Build a unified data delivery platform
The Big Picture
A leading insurance provider want to build scalable data preparation tool with the highest level of granularity for group of data scientists. To get there, it needed to ingest, process, and load complex, and deeply nested data. It needed to generate data in a readable format for the end users and develop a unified data delivery platform. The solution also needed to be both extendible and maintainable.
This approach involved several key challenges, such as churning deeply nested XML data in compressed format (~61 TB). The solution also needed to ensure flattening of XML fields with the same number of fields in the processed data irrespective of the schema changes in the source files. The company also sought to automate the entire ETL process as a service.
Transformative Solution
To solve the company’s challenges, an approach was taken to collect, process, and consume data.
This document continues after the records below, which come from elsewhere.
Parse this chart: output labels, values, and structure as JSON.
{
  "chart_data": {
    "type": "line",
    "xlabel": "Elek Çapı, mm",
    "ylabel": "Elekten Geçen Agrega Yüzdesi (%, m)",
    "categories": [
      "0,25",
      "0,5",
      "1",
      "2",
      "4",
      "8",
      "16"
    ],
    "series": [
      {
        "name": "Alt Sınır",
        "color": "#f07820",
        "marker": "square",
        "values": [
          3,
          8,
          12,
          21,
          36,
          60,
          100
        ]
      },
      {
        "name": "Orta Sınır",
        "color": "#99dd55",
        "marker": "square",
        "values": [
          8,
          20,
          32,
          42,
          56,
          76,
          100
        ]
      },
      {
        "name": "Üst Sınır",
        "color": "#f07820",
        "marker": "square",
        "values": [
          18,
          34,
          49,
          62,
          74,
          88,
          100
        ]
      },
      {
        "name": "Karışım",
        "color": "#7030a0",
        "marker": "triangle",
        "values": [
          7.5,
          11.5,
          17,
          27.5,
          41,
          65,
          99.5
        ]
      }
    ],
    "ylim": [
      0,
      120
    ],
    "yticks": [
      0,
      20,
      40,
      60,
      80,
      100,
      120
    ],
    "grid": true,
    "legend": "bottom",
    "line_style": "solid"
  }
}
The collection step involved collecting data from sources. XML data was consumed from HDFS, which was highly nested and complex. Compressed data was read in a scalable fashion (decompression during job runs). From there, the approach wrote custom input formats to handle a variety of input data formats.
The process step involved extracting fields and partitioning. The approach was to iterate through the XML and retrieve field values, generate key-value pairs in a semi-flattened structure, partition the data based on the key (varies at XML level), and generate headers required for output rectangularization.
In the consume step, the data preparation tool was implemented. The approach built a simplified user-interface to prepare the data with the highest granularity. The tool was based on Python Flask, and it provided the ability to choose from a list of available partitions.
The Change
As a result of the engagement, the company gained the ability to:
– Process TBs of data (61 TB) and automate the complete process of ETL.
– Handle compressed and deeply nested data at a large scale.
– Present the most granular details to the data science group in order to streamline their process and improve efficiency.